Développer des emplois de service « d'environnement familial », aide maternelle à domicile, assurance enfants malades.

Les femmes de l'encadrement souhaitent pouvoir disposer de services qui répondent à leur exigence d'équilibre entre la vie professionnelle et la vie familiale. Par exemple, lorsqu'elles sont mères de famille, elles souhaitent pouvoir faire appel à des services d'aide maternelle à domicile, en particulier en cas de maladie de leurs enfants.

Il convient d'assurer pour cela la pérennité du dégrèvement fiscal pour emploi à domicile au motif que ces situations contribuent aux dynamiques de création d'emplois.

Il y a lieu aussi d'améliorer le statut et la rémunération de ces emplois pour favoriser dans cette voie le développement d'activités réellement qualifiées.

Constituer un réseau des femmes CFE-CGC

Les femmes de la CFE-CGC ont conscience que le fait d'être moins nombreuses et moins présentes dans les lieux de pouvoir et moins aptes à mobiliser des réseaux professionnels, syndicaux, politiques, ou associatifs, était une faiblesse pour agir favorablement sur leur carrière.

Il est important d'encourager et d'aider les femmes à participer au maximum aux multiples réseaux qui se sont formés.

La première étape de cette démarche sera la création du réseau des femmes de la CFE-CGC qui pourra travailler sur les thèmes généraux de l'organisation du point de vue des femmes CFE-CGC.

La suite de l'action

Nous n'avons pas voulu que le dossier des femmes de l'encadrement se limite à « un coup médiatique ». Le colloque du 5 mars verra de nombreuses interventions extérieures enrichir les réflexions initiées par les femmes de la CFE-CGC.

Mais la démarche dans laquelle nous sommes engagés continuera au-delà. Après ce colloque, une plate-forme sera concrétisée et diffusée avant l'été 1997.

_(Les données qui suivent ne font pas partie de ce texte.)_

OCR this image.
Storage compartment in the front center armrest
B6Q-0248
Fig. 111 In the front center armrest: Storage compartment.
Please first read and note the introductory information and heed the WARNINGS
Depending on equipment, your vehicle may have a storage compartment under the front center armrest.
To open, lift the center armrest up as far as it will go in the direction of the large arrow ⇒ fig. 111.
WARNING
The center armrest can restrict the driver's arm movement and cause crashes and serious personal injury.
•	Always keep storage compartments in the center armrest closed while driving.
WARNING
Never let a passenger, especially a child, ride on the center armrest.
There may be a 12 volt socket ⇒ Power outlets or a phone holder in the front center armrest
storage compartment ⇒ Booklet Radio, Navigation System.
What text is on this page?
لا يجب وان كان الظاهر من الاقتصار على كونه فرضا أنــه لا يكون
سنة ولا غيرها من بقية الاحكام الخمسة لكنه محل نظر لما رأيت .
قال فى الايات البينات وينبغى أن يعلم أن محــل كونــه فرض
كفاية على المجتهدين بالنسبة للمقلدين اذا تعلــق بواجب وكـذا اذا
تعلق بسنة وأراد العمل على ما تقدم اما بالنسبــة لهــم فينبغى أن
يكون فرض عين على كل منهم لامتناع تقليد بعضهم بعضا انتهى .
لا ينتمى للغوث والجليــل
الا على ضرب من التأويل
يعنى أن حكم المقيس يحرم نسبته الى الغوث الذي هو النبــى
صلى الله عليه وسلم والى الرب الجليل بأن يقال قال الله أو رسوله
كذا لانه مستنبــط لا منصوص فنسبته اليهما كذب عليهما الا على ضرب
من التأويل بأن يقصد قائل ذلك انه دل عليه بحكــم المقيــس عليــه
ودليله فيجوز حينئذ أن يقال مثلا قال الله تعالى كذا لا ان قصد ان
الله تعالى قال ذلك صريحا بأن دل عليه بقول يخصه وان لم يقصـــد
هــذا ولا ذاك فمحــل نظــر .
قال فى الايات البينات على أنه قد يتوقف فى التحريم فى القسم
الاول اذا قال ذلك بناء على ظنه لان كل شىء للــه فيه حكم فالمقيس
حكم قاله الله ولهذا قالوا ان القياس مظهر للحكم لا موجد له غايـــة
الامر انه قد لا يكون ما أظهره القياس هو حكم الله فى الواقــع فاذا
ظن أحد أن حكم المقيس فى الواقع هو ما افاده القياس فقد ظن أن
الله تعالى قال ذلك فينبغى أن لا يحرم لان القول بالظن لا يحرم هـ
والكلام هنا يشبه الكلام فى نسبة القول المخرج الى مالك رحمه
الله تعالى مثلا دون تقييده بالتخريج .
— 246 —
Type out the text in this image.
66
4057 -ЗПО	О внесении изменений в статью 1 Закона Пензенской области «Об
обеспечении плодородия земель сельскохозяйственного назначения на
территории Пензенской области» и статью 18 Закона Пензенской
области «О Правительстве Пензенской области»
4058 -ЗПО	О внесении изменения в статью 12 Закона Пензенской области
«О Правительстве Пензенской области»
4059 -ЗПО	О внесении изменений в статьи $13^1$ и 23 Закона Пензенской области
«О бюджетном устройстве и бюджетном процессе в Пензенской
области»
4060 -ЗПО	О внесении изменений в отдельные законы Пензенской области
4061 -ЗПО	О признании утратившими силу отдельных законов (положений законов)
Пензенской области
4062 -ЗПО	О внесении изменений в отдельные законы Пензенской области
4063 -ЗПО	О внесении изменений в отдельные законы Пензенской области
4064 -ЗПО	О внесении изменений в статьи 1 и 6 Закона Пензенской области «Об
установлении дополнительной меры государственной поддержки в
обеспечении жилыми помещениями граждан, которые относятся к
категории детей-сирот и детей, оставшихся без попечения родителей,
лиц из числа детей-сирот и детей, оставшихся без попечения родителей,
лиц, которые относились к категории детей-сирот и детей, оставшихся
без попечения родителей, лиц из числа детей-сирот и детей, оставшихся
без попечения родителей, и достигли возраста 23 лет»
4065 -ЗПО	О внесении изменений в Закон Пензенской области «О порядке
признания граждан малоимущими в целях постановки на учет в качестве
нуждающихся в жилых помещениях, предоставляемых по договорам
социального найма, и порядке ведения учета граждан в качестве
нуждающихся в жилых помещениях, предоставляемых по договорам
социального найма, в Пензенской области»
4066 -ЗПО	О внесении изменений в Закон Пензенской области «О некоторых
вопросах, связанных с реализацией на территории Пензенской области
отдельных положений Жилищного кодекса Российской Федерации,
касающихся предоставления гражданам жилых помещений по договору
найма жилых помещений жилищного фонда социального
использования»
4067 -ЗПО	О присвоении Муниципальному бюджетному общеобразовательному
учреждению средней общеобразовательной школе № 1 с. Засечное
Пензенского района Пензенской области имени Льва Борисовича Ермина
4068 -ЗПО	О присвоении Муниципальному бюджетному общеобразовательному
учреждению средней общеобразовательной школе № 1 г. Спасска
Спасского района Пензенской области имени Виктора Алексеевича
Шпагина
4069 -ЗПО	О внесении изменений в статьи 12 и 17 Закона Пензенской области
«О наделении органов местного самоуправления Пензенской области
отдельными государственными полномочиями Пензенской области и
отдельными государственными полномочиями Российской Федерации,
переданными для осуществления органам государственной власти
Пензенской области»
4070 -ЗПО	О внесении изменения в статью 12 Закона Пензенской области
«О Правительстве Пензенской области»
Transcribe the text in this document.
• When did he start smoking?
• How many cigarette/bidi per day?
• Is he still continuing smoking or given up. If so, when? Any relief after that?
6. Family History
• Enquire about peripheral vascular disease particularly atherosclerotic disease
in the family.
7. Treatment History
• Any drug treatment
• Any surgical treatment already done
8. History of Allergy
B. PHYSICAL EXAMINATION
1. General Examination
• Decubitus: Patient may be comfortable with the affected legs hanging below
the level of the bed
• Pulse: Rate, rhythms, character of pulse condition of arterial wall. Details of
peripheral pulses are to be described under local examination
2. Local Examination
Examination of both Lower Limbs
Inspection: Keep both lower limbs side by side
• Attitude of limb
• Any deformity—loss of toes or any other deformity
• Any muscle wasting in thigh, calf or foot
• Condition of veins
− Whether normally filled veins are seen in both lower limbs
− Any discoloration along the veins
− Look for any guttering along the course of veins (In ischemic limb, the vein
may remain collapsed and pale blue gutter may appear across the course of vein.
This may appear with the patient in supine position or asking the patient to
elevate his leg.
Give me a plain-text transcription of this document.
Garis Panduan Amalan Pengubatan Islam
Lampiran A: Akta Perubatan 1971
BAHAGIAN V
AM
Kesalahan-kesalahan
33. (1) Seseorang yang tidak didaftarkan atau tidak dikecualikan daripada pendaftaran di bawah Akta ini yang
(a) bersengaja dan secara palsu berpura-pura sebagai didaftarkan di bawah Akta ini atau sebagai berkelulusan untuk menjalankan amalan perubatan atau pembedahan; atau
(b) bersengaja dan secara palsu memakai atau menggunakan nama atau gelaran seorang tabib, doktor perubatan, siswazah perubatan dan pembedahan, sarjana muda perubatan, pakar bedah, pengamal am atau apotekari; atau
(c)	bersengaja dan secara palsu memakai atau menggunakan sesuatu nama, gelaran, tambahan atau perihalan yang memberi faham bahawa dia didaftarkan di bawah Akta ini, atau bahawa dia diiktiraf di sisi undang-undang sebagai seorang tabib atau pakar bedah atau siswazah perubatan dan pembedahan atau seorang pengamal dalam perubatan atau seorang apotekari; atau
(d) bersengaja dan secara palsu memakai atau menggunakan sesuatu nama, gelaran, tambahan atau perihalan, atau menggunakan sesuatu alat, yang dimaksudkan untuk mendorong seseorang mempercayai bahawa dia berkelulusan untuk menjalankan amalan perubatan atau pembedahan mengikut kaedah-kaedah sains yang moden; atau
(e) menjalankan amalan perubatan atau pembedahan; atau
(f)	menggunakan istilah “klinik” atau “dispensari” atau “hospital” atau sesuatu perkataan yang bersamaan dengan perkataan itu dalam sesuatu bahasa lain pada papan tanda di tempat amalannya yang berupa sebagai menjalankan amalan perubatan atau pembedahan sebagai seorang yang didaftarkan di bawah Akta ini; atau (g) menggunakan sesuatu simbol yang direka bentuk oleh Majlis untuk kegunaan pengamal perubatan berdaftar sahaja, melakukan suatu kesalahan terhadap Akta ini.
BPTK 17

L'objectif de la Confédération est de contribuer à ouvrir et animer le débat sur l'égalité professionnelle, parce qu'elle pense que ce débat est juste et indispensable.

Il est un écho à la démarche européenne, car les valeurs fondatrices de l'Europe portent haut l'égalité professionnelle. Nous défendons le modèle social européen, nous ne pouvons qu'être en phase avec la défense de l'égalité professionnelle.